Primordial black holes: constraints, potential evidence and prospects
Bernard Carr, Antonio J. Iovino, Gabriele Perna, Ville Vaskonen, Hardi Veermäe
TL;DR
Primordial black holes (PBHs) are explored as dark matter candidates, GW sources, and SMBH progenitors, with emphasis on how extended mass functions and formation mechanisms shape their observational signatures. The paper develops a comprehensive framework linking PBH formation to mass functions, evaporation history, and multi-messenger constraints from evaporation, lensing, dynamics, accretion, and gravitational waves, including scalar-induced GWs and PBH-binary mergers. It highlights potential evidence hints across several channels and projects the near-future reach of LVK, PTAs, LISA, ET, AEDGE, and X-ray missions to probe asteroid- to solar-mass PBHs, as well as the viability of extended mass-function constraints. Publicly available digitized constraint tables for extended mass functions are provided, enabling precise evaluation of PBH scenarios against current data.
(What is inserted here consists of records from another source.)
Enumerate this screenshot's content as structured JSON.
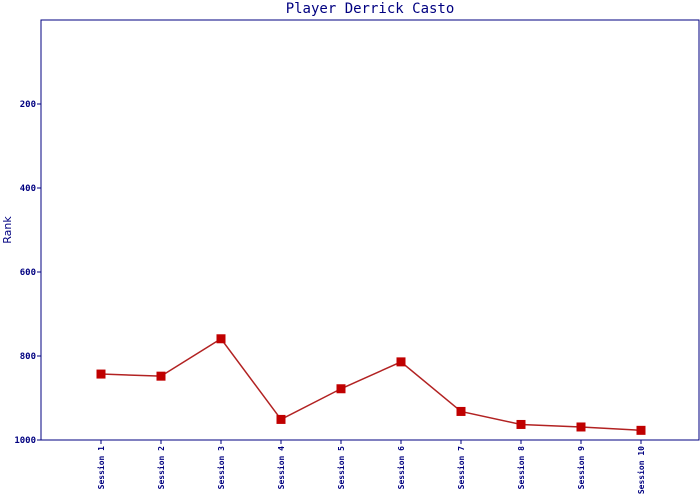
{
  "chart_data": {
    "type": "line",
    "title": "Player Derrick Casto",
    "xlabel": "",
    "ylabel": "Rank",
    "y_inverted": true,
    "ylim": [
      0,
      1000
    ],
    "yticks": [
      200,
      400,
      600,
      800,
      1000
    ],
    "grid": false,
    "legend": "none",
    "categories": [
      "Session 1",
      "Session 2",
      "Session 3",
      "Session 4",
      "Session 5",
      "Session 6",
      "Session 7",
      "Session 8",
      "Session 9",
      "Session 10"
    ],
    "series": [
      {
        "values": [
          843,
          848,
          759,
          951,
          878,
          814,
          932,
          963,
          969,
          977
        ],
        "color": "#b22222",
        "marker_color": "#c00000"
      }
    ]
  },
  "colors": {
    "axis": "#000080",
    "line": "#b22222",
    "marker": "#c00000"
  }
}
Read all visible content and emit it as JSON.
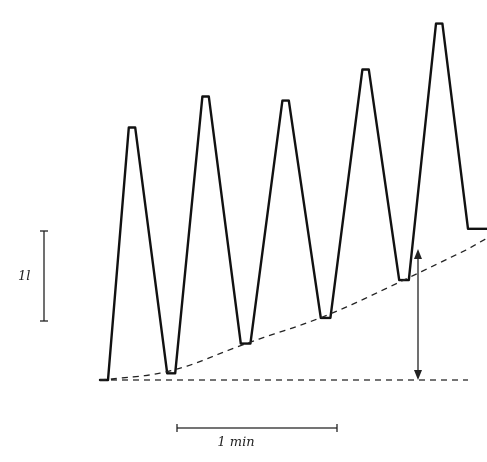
{
  "chart_data": {
    "type": "line",
    "title": "",
    "xlabel": "",
    "ylabel": "",
    "volume_scale_label": "1l",
    "time_scale_label": "1 min",
    "grid": false,
    "legend": "none",
    "x_unit": "min",
    "y_unit": "l",
    "xlim": [
      0,
      2.5
    ],
    "ylim": [
      0,
      2.8
    ],
    "series": [
      {
        "name": "",
        "x": [
          0.0,
          0.05,
          0.18,
          0.22,
          0.42,
          0.47,
          0.64,
          0.68,
          0.88,
          0.94,
          1.14,
          1.18,
          1.38,
          1.44,
          1.64,
          1.68,
          1.87,
          1.93,
          2.1,
          2.14,
          2.3,
          2.36,
          2.52
        ],
        "y": [
          0.0,
          0.0,
          1.87,
          1.87,
          0.05,
          0.05,
          2.1,
          2.1,
          0.27,
          0.27,
          2.07,
          2.07,
          0.46,
          0.46,
          2.3,
          2.3,
          0.74,
          0.74,
          2.64,
          2.64,
          1.12,
          1.12,
          1.12
        ]
      }
    ],
    "baseline": {
      "x": [
        0.0,
        2.3
      ],
      "y": [
        0.0,
        0.0
      ]
    },
    "end_expiratory_curve": {
      "x": [
        0.0,
        0.45,
        0.9,
        1.4,
        1.9,
        2.3
      ],
      "y": [
        0.0,
        0.05,
        0.27,
        0.46,
        0.74,
        0.97
      ]
    },
    "volume_scale_bar": 1.0,
    "time_scale_bar": 1.0
  }
}
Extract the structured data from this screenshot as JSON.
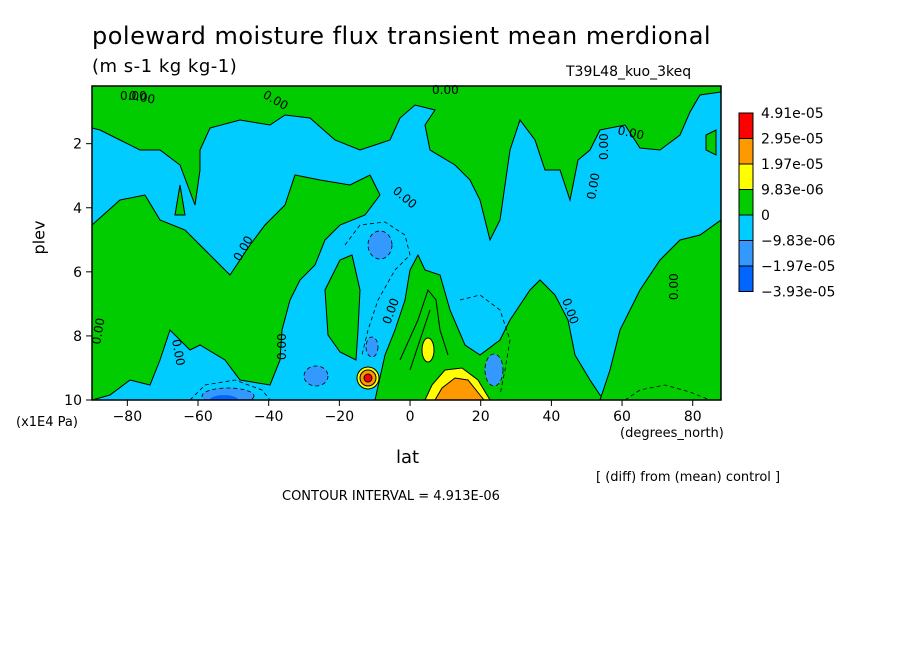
{
  "chart_data": {
    "type": "heatmap",
    "title": "poleward moisture flux transient mean merdional",
    "units": "(m s-1 kg kg-1)",
    "experiment": "T39L48_kuo_3keq",
    "ylabel": "plev",
    "y_units": "(x1E4 Pa)",
    "xlabel": "lat",
    "x_units": "(degrees_north)",
    "footnote": "[ (diff) from (mean) control ]",
    "contour_interval": "CONTOUR INTERVAL = 4.913E-06",
    "xlim": [
      -90,
      88
    ],
    "ylim": [
      10,
      0.2
    ],
    "x_ticks": [
      -80,
      -60,
      -40,
      -20,
      0,
      20,
      40,
      60,
      80
    ],
    "x_tick_labels": [
      "−80",
      "−60",
      "−40",
      "−20",
      "0",
      "20",
      "40",
      "60",
      "80"
    ],
    "y_ticks": [
      2,
      4,
      6,
      8,
      10
    ],
    "y_tick_labels": [
      "2",
      "4",
      "6",
      "8",
      "10"
    ],
    "colorbar": {
      "labels": [
        "4.91e-05",
        "2.95e-05",
        "1.97e-05",
        "9.83e-06",
        "0",
        "−9.83e-06",
        "−1.97e-05",
        "−3.93e-05"
      ],
      "colors": [
        "#ff0000",
        "#ff9900",
        "#ffff00",
        "#00cc00",
        "#00ccff",
        "#3399ff",
        "#0066ff"
      ]
    },
    "contour_labels": [
      "0.00",
      "0.00",
      "0.00",
      "0.00",
      "0.00",
      "0.00",
      "0.00",
      "0.00",
      "0.00",
      "0.00",
      "0.00",
      "0.00",
      "0.00",
      "0.00",
      "0.00"
    ],
    "colors": {
      "positive_small": "#00cc00",
      "negative_small": "#00ccff",
      "negative_mid": "#3399ff",
      "negative_high": "#0066ff",
      "positive_mid": "#ffff00",
      "positive_high": "#ff9900",
      "positive_max": "#ff0000"
    }
  }
}
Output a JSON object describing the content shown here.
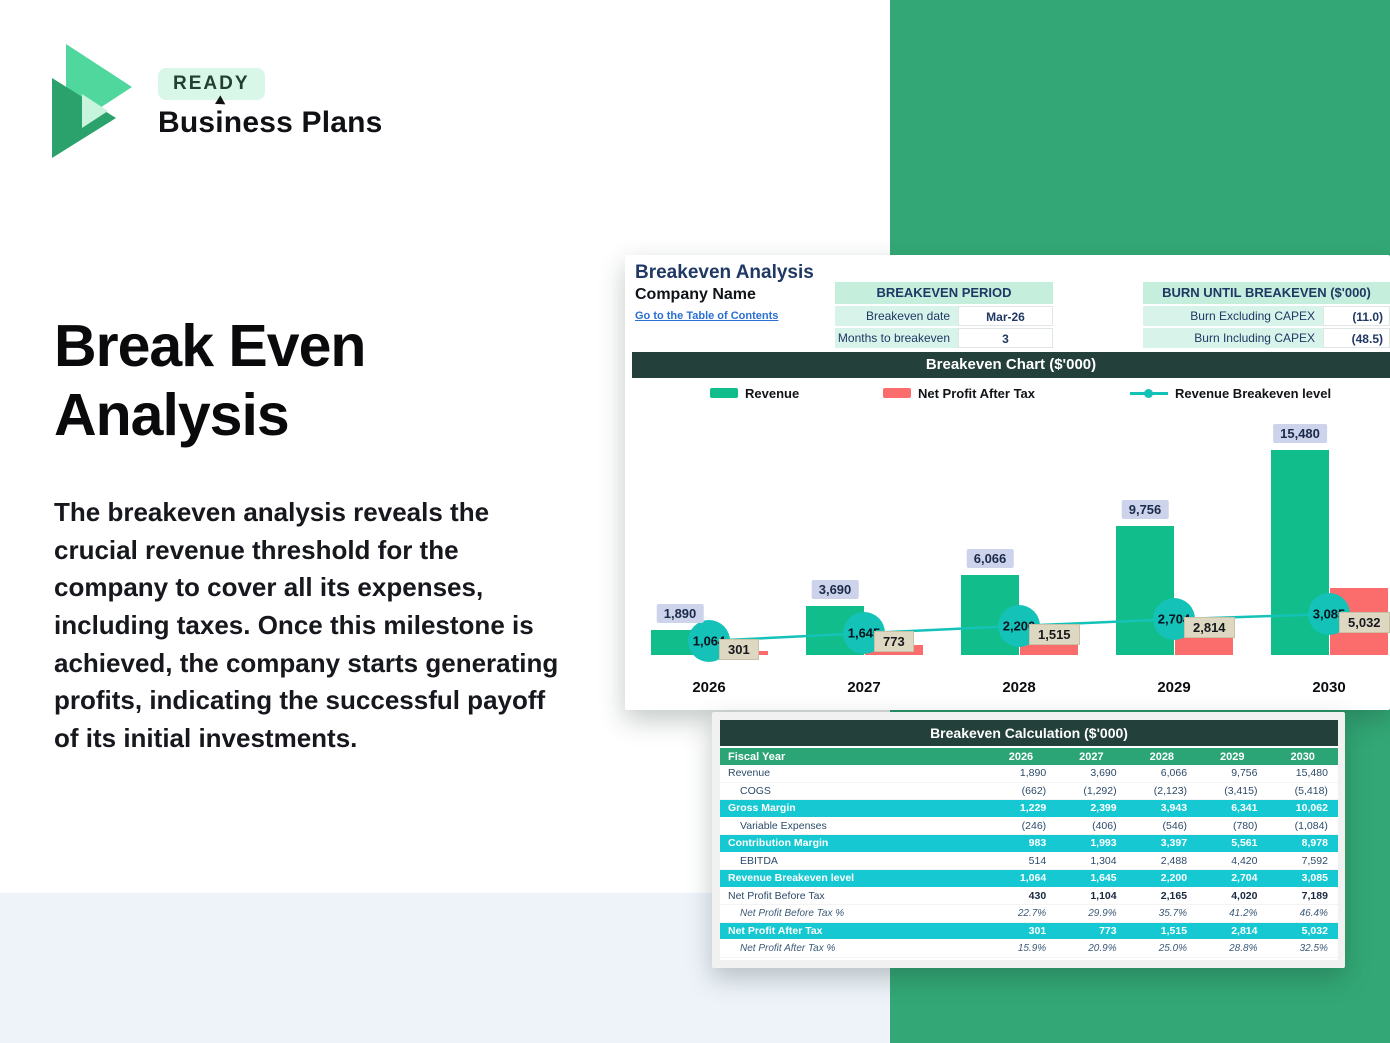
{
  "brand": {
    "badge": "READY",
    "name": "Business Plans"
  },
  "hero": {
    "title": "Break Even Analysis",
    "paragraph": "The breakeven analysis reveals the crucial revenue threshold for the company to cover all its expenses, including taxes. Once this milestone is achieved, the company starts generating profits, indicating the successful payoff of its initial investments."
  },
  "sheet": {
    "title": "Breakeven Analysis",
    "company": "Company Name",
    "link": "Go to the Table of Contents",
    "breakeven_period": {
      "title": "BREAKEVEN PERIOD",
      "rows": [
        {
          "label": "Breakeven date",
          "value": "Mar-26"
        },
        {
          "label": "Months to breakeven",
          "value": "3"
        }
      ]
    },
    "burn": {
      "title": "BURN UNTIL BREAKEVEN ($'000)",
      "rows": [
        {
          "label": "Burn Excluding CAPEX",
          "value": "(11.0)"
        },
        {
          "label": "Burn Including CAPEX",
          "value": "(48.5)"
        }
      ]
    }
  },
  "chart_data": {
    "type": "bar",
    "title": "Breakeven Chart ($'000)",
    "categories": [
      "2026",
      "2027",
      "2028",
      "2029",
      "2030"
    ],
    "series": [
      {
        "name": "Revenue",
        "type": "bar",
        "color": "#10bd8b",
        "values": [
          1890,
          3690,
          6066,
          9756,
          15480
        ],
        "labels": [
          "1,890",
          "3,690",
          "6,066",
          "9,756",
          "15,480"
        ]
      },
      {
        "name": "Net Profit After Tax",
        "type": "bar",
        "color": "#fb6c6c",
        "values": [
          301,
          773,
          1515,
          2814,
          5032
        ],
        "labels": [
          "301",
          "773",
          "1,515",
          "2,814",
          "5,032"
        ]
      },
      {
        "name": "Revenue Breakeven level",
        "type": "line",
        "color": "#14c2b8",
        "values": [
          1064,
          1645,
          2200,
          2704,
          3085
        ],
        "labels": [
          "1,064",
          "1,645",
          "2,200",
          "2,704",
          "3,085"
        ]
      }
    ],
    "ylim": [
      0,
      16000
    ],
    "gridlines": false,
    "legend_position": "top"
  },
  "calc_table": {
    "title": "Breakeven Calculation ($'000)",
    "header": {
      "label": "Fiscal Year",
      "years": [
        "2026",
        "2027",
        "2028",
        "2029",
        "2030"
      ]
    },
    "rows": [
      {
        "label": "Revenue",
        "style": "plain",
        "values": [
          "1,890",
          "3,690",
          "6,066",
          "9,756",
          "15,480"
        ]
      },
      {
        "label": "COGS",
        "style": "indent",
        "values": [
          "(662)",
          "(1,292)",
          "(2,123)",
          "(3,415)",
          "(5,418)"
        ]
      },
      {
        "label": "Gross Margin",
        "style": "highlight",
        "values": [
          "1,229",
          "2,399",
          "3,943",
          "6,341",
          "10,062"
        ]
      },
      {
        "label": "Variable Expenses",
        "style": "indent",
        "values": [
          "(246)",
          "(406)",
          "(546)",
          "(780)",
          "(1,084)"
        ]
      },
      {
        "label": "Contribution Margin",
        "style": "highlight",
        "values": [
          "983",
          "1,993",
          "3,397",
          "5,561",
          "8,978"
        ]
      },
      {
        "label": "EBITDA",
        "style": "indent",
        "values": [
          "514",
          "1,304",
          "2,488",
          "4,420",
          "7,592"
        ]
      },
      {
        "label": "Revenue Breakeven level",
        "style": "highlight",
        "values": [
          "1,064",
          "1,645",
          "2,200",
          "2,704",
          "3,085"
        ]
      },
      {
        "label": "Net Profit Before Tax",
        "style": "bold",
        "values": [
          "430",
          "1,104",
          "2,165",
          "4,020",
          "7,189"
        ]
      },
      {
        "label": "Net Profit Before Tax %",
        "style": "pct",
        "values": [
          "22.7%",
          "29.9%",
          "35.7%",
          "41.2%",
          "46.4%"
        ]
      },
      {
        "label": "Net Profit After Tax",
        "style": "highlight",
        "values": [
          "301",
          "773",
          "1,515",
          "2,814",
          "5,032"
        ]
      },
      {
        "label": "Net Profit After Tax %",
        "style": "pct",
        "values": [
          "15.9%",
          "20.9%",
          "25.0%",
          "28.8%",
          "32.5%"
        ]
      }
    ]
  },
  "colors": {
    "panel_green": "#33a876",
    "dark_header": "#24403b",
    "mint_header": "#c5eedd",
    "mint_cell": "#d8f4ea",
    "navy": "#1f3864",
    "link_blue": "#2a6fd3",
    "revenue_green": "#10bd8b",
    "net_profit_red": "#fb6c6c",
    "breakeven_teal": "#14c2b8",
    "highlight_cyan": "#16c8d2",
    "table_header_green": "#2ba476",
    "revenue_label_bg": "#ccd3ea",
    "net_profit_label_bg": "#ded8c2"
  }
}
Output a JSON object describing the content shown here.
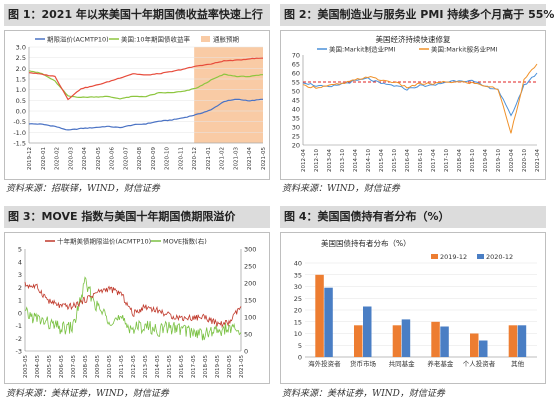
{
  "panels": [
    {
      "title": "图 1：2021 年以来美国十年期国债收益率快速上行",
      "source": "资料来源：招联铎，WIND，财信证券"
    },
    {
      "title": "图 2：美国制造业与服务业 PMI 持续多个月高于 55%",
      "source": "资料来源：WIND，财信证券"
    },
    {
      "title": "图 3：MOVE 指数与美国十年期国债期限溢价",
      "source": "资料来源：美林证券，WIND，财信证券"
    },
    {
      "title": "图 4：美国国债持有者分布（%）",
      "source": "资料来源：美林证券，WIND，财信证券"
    }
  ],
  "chart_data": [
    {
      "type": "line",
      "title": "",
      "series": [
        {
          "name": "期限溢价(ACMTP10)",
          "color": "#4a72c4",
          "x": [
            "2019-12",
            "2020-01",
            "2020-02",
            "2020-03",
            "2020-04",
            "2020-05",
            "2020-06",
            "2020-07",
            "2020-08",
            "2020-09",
            "2020-10",
            "2020-11",
            "2020-12",
            "2021-01",
            "2021-02",
            "2021-03",
            "2021-04",
            "2021-05",
            "2021-06"
          ],
          "values": [
            -0.6,
            -0.62,
            -0.72,
            -0.9,
            -0.82,
            -0.78,
            -0.72,
            -0.78,
            -0.65,
            -0.6,
            -0.48,
            -0.42,
            -0.3,
            -0.15,
            0.05,
            0.45,
            0.55,
            0.48,
            0.55
          ]
        },
        {
          "name": "美国:10年期国债收益率",
          "color": "#8dc63f",
          "x": [
            "2019-12",
            "2020-01",
            "2020-02",
            "2020-03",
            "2020-04",
            "2020-05",
            "2020-06",
            "2020-07",
            "2020-08",
            "2020-09",
            "2020-10",
            "2020-11",
            "2020-12",
            "2021-01",
            "2021-02",
            "2021-03",
            "2021-04",
            "2021-05",
            "2021-06"
          ],
          "values": [
            1.9,
            1.75,
            1.4,
            0.7,
            0.64,
            0.66,
            0.68,
            0.58,
            0.68,
            0.68,
            0.85,
            0.86,
            0.93,
            1.1,
            1.45,
            1.72,
            1.62,
            1.62,
            1.7
          ]
        },
        {
          "name": "通胀预期",
          "color": "#e74c3c",
          "x": [
            "2019-12",
            "2020-01",
            "2020-02",
            "2020-03",
            "2020-04",
            "2020-05",
            "2020-06",
            "2020-07",
            "2020-08",
            "2020-09",
            "2020-10",
            "2020-11",
            "2020-12",
            "2021-01",
            "2021-02",
            "2021-03",
            "2021-04",
            "2021-05",
            "2021-06"
          ],
          "values": [
            1.8,
            1.72,
            1.62,
            0.55,
            1.05,
            1.18,
            1.35,
            1.55,
            1.75,
            1.68,
            1.75,
            1.85,
            1.98,
            2.12,
            2.2,
            2.35,
            2.38,
            2.45,
            2.48
          ]
        }
      ],
      "ylim": [
        -1.5,
        3.0
      ],
      "yticks": [
        "-1.5",
        "-1.0",
        "-0.5",
        "0.0",
        "0.5",
        "1.0",
        "1.5",
        "2.0",
        "2.5",
        "3.0"
      ],
      "xticks": [
        "2019-12",
        "2020-01",
        "2020-02",
        "2020-03",
        "2020-04",
        "2020-05",
        "2020-06",
        "2020-07",
        "2020-08",
        "2020-09",
        "2020-10",
        "2020-11",
        "2020-12",
        "2021-01",
        "2021-02",
        "2021-03",
        "2021-04",
        "2021-05"
      ],
      "shade_from": "2020-12",
      "shade_color": "#f9cba5"
    },
    {
      "type": "line",
      "title": "美国经济持续快速修复",
      "series": [
        {
          "name": "美国:Markit制造业PMI",
          "color": "#4a90d9",
          "x": [
            "2012-04",
            "2012-10",
            "2013-04",
            "2013-10",
            "2014-04",
            "2014-10",
            "2015-04",
            "2015-10",
            "2016-04",
            "2016-10",
            "2017-04",
            "2017-10",
            "2018-04",
            "2018-10",
            "2019-04",
            "2019-10",
            "2020-04",
            "2020-10",
            "2021-04"
          ],
          "values": [
            55,
            53,
            52,
            54,
            55.5,
            57,
            54,
            53,
            51,
            53,
            53,
            55,
            56,
            55.5,
            52.5,
            51,
            36,
            53,
            60
          ]
        },
        {
          "name": "美国:Markit服务业PMI",
          "color": "#f0922b",
          "x": [
            "2012-04",
            "2012-10",
            "2013-04",
            "2013-10",
            "2014-04",
            "2014-10",
            "2015-04",
            "2015-10",
            "2016-04",
            "2016-10",
            "2017-04",
            "2017-10",
            "2018-04",
            "2018-10",
            "2019-04",
            "2019-10",
            "2020-04",
            "2020-10",
            "2021-04"
          ],
          "values": [
            53,
            52,
            53,
            54,
            56,
            58,
            56,
            55,
            52,
            54,
            54,
            55,
            55,
            54.5,
            53,
            51,
            27,
            56,
            65
          ]
        }
      ],
      "reference_line": 55,
      "reference_color": "#e02020",
      "ylim": [
        20,
        70
      ],
      "yticks": [
        "20",
        "25",
        "30",
        "35",
        "40",
        "45",
        "50",
        "55",
        "60",
        "65",
        "70"
      ],
      "xticks": [
        "2012-04",
        "2012-10",
        "2013-04",
        "2013-10",
        "2014-04",
        "2014-10",
        "2015-04",
        "2015-10",
        "2016-04",
        "2016-10",
        "2017-04",
        "2017-10",
        "2018-04",
        "2018-10",
        "2019-04",
        "2019-10",
        "2020-04",
        "2020-10",
        "2021-04"
      ]
    },
    {
      "type": "line",
      "title": "",
      "series": [
        {
          "name": "十年期美债期限溢价(ACMTP10)",
          "color": "#c0392b",
          "axis": "left",
          "x": [
            "2003-05",
            "2004-05",
            "2005-05",
            "2006-05",
            "2007-05",
            "2008-05",
            "2009-05",
            "2010-05",
            "2011-05",
            "2012-05",
            "2013-05",
            "2014-05",
            "2015-05",
            "2016-05",
            "2017-05",
            "2018-05",
            "2019-05",
            "2020-05",
            "2021-05"
          ],
          "values": [
            2.2,
            2.0,
            0.9,
            0.5,
            0.5,
            1.0,
            1.6,
            1.9,
            1.5,
            -0.1,
            0.5,
            0.2,
            -0.2,
            -0.4,
            -0.4,
            -0.3,
            -0.9,
            -0.8,
            0.5
          ]
        },
        {
          "name": "MOVE指数(右)",
          "color": "#7ac143",
          "axis": "right",
          "x": [
            "2003-05",
            "2004-05",
            "2005-05",
            "2006-05",
            "2007-05",
            "2008-05",
            "2009-05",
            "2010-05",
            "2011-05",
            "2012-05",
            "2013-05",
            "2014-05",
            "2015-05",
            "2016-05",
            "2017-05",
            "2018-05",
            "2019-05",
            "2020-05",
            "2021-05"
          ],
          "values": [
            110,
            95,
            80,
            65,
            70,
            200,
            130,
            95,
            90,
            65,
            75,
            60,
            70,
            65,
            55,
            50,
            60,
            65,
            55
          ]
        }
      ],
      "ylim_left": [
        -3,
        5
      ],
      "ylim_right": [
        0,
        300
      ],
      "yticks_left": [
        "-3",
        "-2",
        "-1",
        "0",
        "1",
        "2",
        "3",
        "4",
        "5"
      ],
      "yticks_right": [
        "0",
        "50",
        "100",
        "150",
        "200",
        "250",
        "300"
      ],
      "xticks": [
        "2003-05",
        "2004-05",
        "2005-05",
        "2006-05",
        "2007-05",
        "2008-05",
        "2009-05",
        "2010-05",
        "2011-05",
        "2012-05",
        "2013-05",
        "2014-05",
        "2015-05",
        "2016-05",
        "2017-05",
        "2018-05",
        "2019-05",
        "2020-05",
        "2021-05"
      ]
    },
    {
      "type": "bar",
      "title": "美国国债持有者分布（%）",
      "categories": [
        "海外投资者",
        "货币市场",
        "共同基金",
        "养老基金",
        "个人投资者",
        "其他"
      ],
      "series": [
        {
          "name": "2019-12",
          "color": "#ed7d31",
          "values": [
            35.0,
            13.5,
            13.5,
            15.0,
            10.0,
            13.5
          ]
        },
        {
          "name": "2020-12",
          "color": "#4a7ec4",
          "values": [
            29.5,
            21.5,
            16.0,
            13.0,
            7.0,
            13.5
          ]
        }
      ],
      "ylim": [
        0,
        40
      ],
      "yticks": [
        "0",
        "5",
        "10",
        "15",
        "20",
        "25",
        "30",
        "35",
        "40"
      ]
    }
  ]
}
The work underscores that PBHs remain testable across a broad mass range, with gravitational-wave observations and SIGWs offering particularly promising avenues for discovery or exclusion in the coming decade.
Abstract
Primordial black holes (PBHs) may have formed in the early Universe and may account for all or part of the dark matter. In this review, we summarize the current observational constraints on PBHs across the full mass range, highlight potential evidence for their existence, and outline the prospects for future searches, particularly with gravitational-wave observatories. We also discuss different PBH formation scenarios, identify the corresponding mass functions, and present the observational constraints in each case.